I love the introduction to Willa Cather’s masterpiece so much that it’s actually hindered my completion of the book, so often do I return to read it. It’s a little long to type out here in full, but here’s the first paragraph:
“Last summer I happened to be crossing the plains of Iowa in a season of intense heat, and it was my good fortune to have for a traveling companion James Quayle Burden–Jim Burden , as we still call him in the West. He and I are old friends–we grew up together in the same Nebraska town–and we had much to say to each other. While the train flashed through never-ending miles of ripe wheat, by country towns and bright-flowered pastures and oak groves wilting in the sun, we say in the observation car, where the woodwork was hot to touch and red dust lay deep over everything. The dust and heat, the burning wind, reminded us of many things. We were talking about what it was like to spend one’s childhood in little towns like these, buried in wheat and corn, under stimulating extremes of climate: burning summers when the world lies green and billowy beneath a brilliant sky, when one is fairly stifled in vegetation, in the color and smell of strong weeds and heavy harvests; blustery winters with little snow, when the whole country is stripped bare and gray as sheet-iron. We agreed that no one who had not grown up in a little prairie town could know anything about it. It was a kind of freemasonry, we said.”

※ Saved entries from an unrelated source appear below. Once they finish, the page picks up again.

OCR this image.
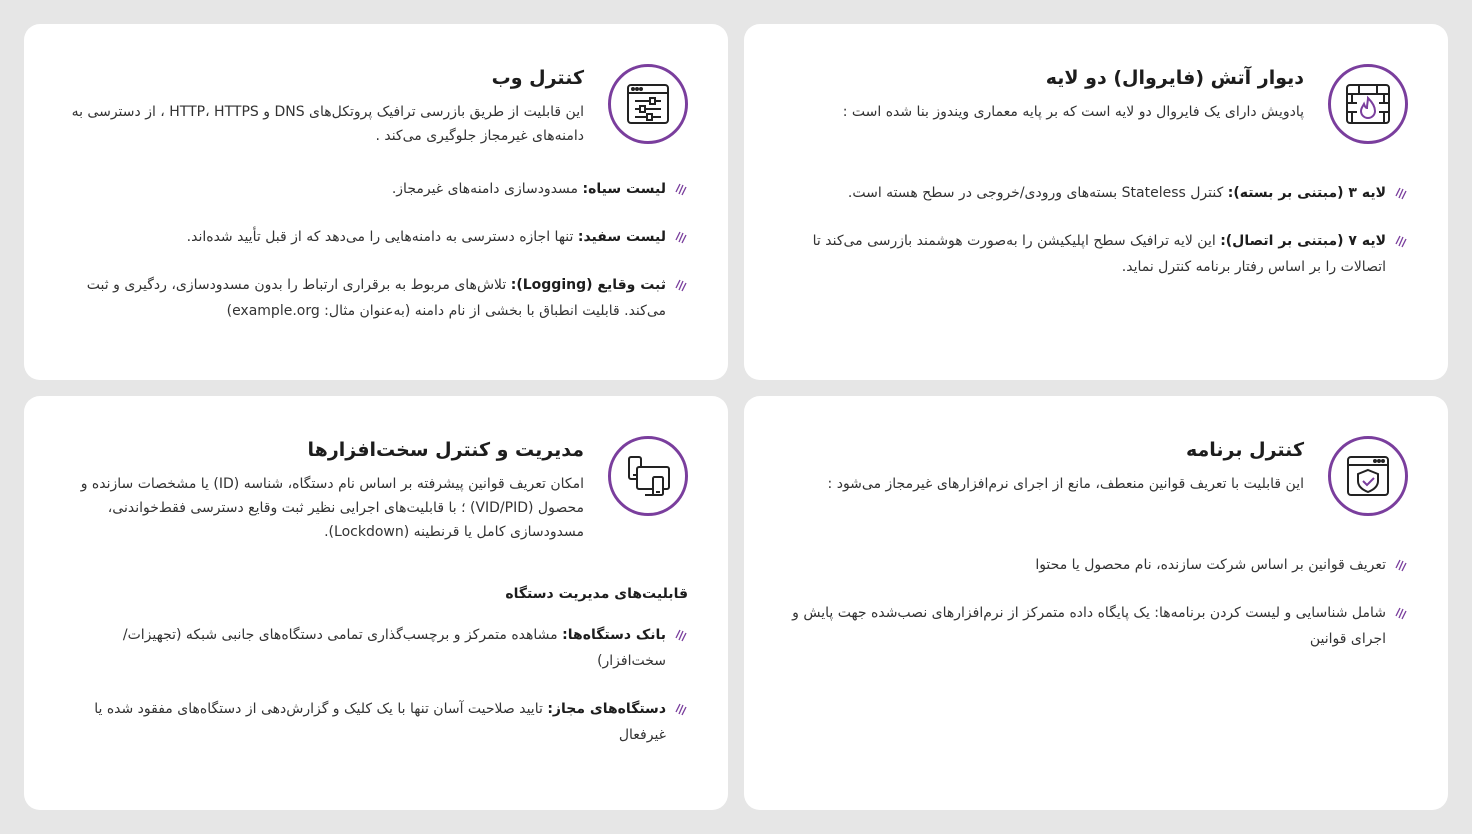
دیوار آتش (فایروال) دو لایه

پادویش دارای یک فایروال دو لایه است که بر پایه معماری ویندوز بنا شده است :

لایه ۳ (مبتنی بر بسته): کنترل Stateless بسته‌های ورودی/خروجی در سطح هسته است.
لایه ۷ (مبتنی بر اتصال): این لایه ترافیک سطح اپلیکیشن را به‌صورت هوشمند بازرسی می‌کند تا اتصالات را بر اساس رفتار برنامه کنترل نماید.
کنترل وب

این قابلیت از طریق بازرسی ترافیک پروتکل‌های DNS و HTTP، HTTPS ، از دسترسی به دامنه‌های غیرمجاز جلوگیری می‌کند .

لیست سیاه: مسدودسازی دامنه‌های غیرمجاز.
لیست سفید: تنها اجازه دسترسی به دامنه‌هایی را می‌دهد که از قبل تأیید شده‌اند.
ثبت وقایع (Logging): تلاش‌های مربوط به برقراری ارتباط را بدون مسدودسازی، ردگیری و ثبت می‌کند. قابلیت انطباق با بخشی از نام دامنه (به‌عنوان مثال: example.org)
کنترل برنامه

این قابلیت با تعریف قوانین منعطف، مانع از اجرای نرم‌افزارهای غیرمجاز می‌شود :

تعریف قوانین بر اساس شرکت سازنده، نام محصول یا محتوا
شامل شناسایی و لیست کردن برنامه‌ها: یک پایگاه داده متمرکز از نرم‌افزارهای نصب‌شده جهت پایش و اجرای قوانین
مدیریت و کنترل سخت‌افزارها

امکان تعریف قوانین پیشرفته بر اساس نام دستگاه، شناسه (ID) یا مشخصات سازنده و محصول (VID/PID) ؛ با قابلیت‌های اجرایی نظیر ثبت وقایع دسترسی فقط‌خواندنی، مسدودسازی کامل یا قرنطینه (Lockdown).

قابلیت‌های مدیریت دستگاه
بانک دستگاه‌ها: مشاهده متمرکز و برچسب‌گذاری تمامی دستگاه‌های جانبی شبکه (تجهیزات/ سخت‌افزار)
دستگاه‌های مجاز: تایید صلاحیت آسان تنها با یک کلیک و گزارش‌دهی از دستگاه‌های مفقود شده یا غیرفعال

I suppose the first thing to say is just how remarkably Cather strikes precisely the appropriate tone for her Virgilian epgraph: “Optima dies…prima fugit”, from Georgics 3. Life springs seamlessly from descriptions passionately evocative of death; the mere repetition of “burning” is so well employed as to avoid all sense of redundancy and instead to imply the insurmountable rift between language and experience, the unbridgeable memorial gap between the past and the present. Death as well as life lie in those hidden interstices and yield to one another: Nature,by virtue of its bounty “stifles”, yet remains as stimulating as the otherwise sterile ground “stripped bare and gray as sheet-iron”. This burning unknown desire, this animating principle seeking for something, searching for some kind of expression, dying to live and living to die, ultimately finds its answer in attempted reconstruction of another human being, an act of artistic creation, of memorial parturition. The best days have fled; the Golden Age has past. How can we keep alive within us its burning splendor?
UPDATE: Here is the extended quote from Georgics 3. I think it more or less supports my interpretation:
Optuma quaeque dies miseris mortalibus aevi
prima fugit; subeunt morbi tristisque senectus
et labor, et durae rapit inclementia mortis.
“Ah! life’s best hours are ever first to fly
From hapless mortals; in their place succeed
Disease and dolorous eld; till travail sore
And death unpitying sweep them from the scene.”